What to do if you Receive a Letter from the IRS
As you know all initial communication from the IRS will be in the form of a letter delivered to you by the US Post Office. The IRS sends out letters for reasons other than an audit. For example, the IRS routinely sends out letters advising a taxpayer that a balance is owed, that the refund shown on a return has been adjusted, that additional information is needed or that the taxpayer’s identity needs to be verified. What should you do if you get a letter from the IRS?
- Open the envelope immediately! Do not ignore the letter as most taxpayers do. Some rights are time limited and failure to act will cause the loss of these rights.

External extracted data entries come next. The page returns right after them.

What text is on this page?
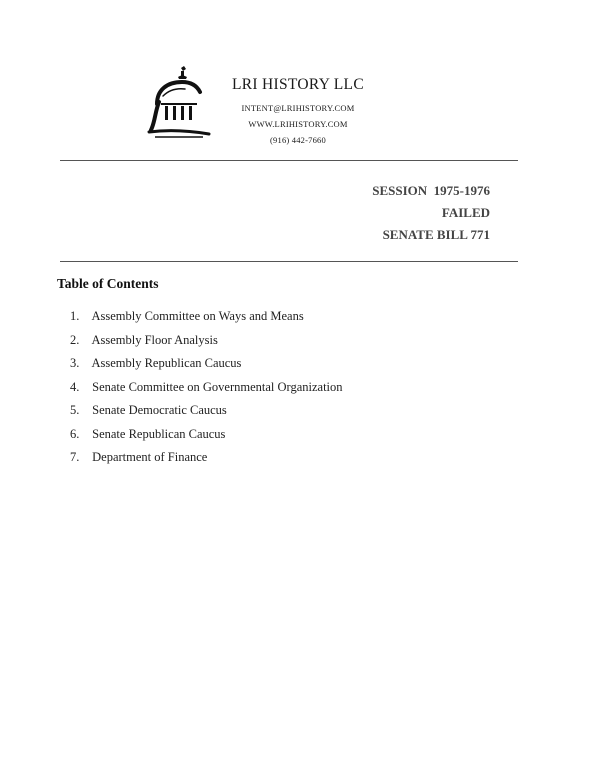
LRI HISTORY LLC
INTENT@LRIHISTORY.COM
WWW.LRIHISTORY.COM
(916) 442-7660
SESSION  1975-1976
FAILED
SENATE BILL 771
Table of Contents
1. Assembly Committee on Ways and Means
2. Assembly Floor Analysis
3. Assembly Republican Caucus
4. Senate Committee on Governmental Organization
5. Senate Democratic Caucus
6. Senate Republican Caucus
7. Department of Finance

- Do not panic. Not all letters from the IRS are bad news. The letter may be providing you important information about your tax return or your account.
- Read the letter carefully. Do you agree with its contents? If so, no additional action is necessary. If you agree, there is no need to call the IRS.
- Take action. If you do not agree with the letter, then follow the instructions provided in the letter.
- Act in a timely manner. Comply with the deadlines imposed by the IRS in the letter and resolve the issue as quickly as possible. This minimizes the interest and penalties which may apply and preserves any rights you may be entitled to.
- Pay amounts due. If you agree with the balance, pay as quickly as possible. If you are unable to pay the full amount, pay as much as you can. If you cannot pay at all, reach out to the IRS for a payment arrangement.
- Keep a copy of the letter. You may need to access this letter in the future.
- Avoid scams. Make sure the letter is really coming from the IRS.
- Call a professional. Understand that there are times when the do-it-yourself method is not in your best interest. If you are unsure, do not speak to the IRS on your own. The IRS is not really your friend!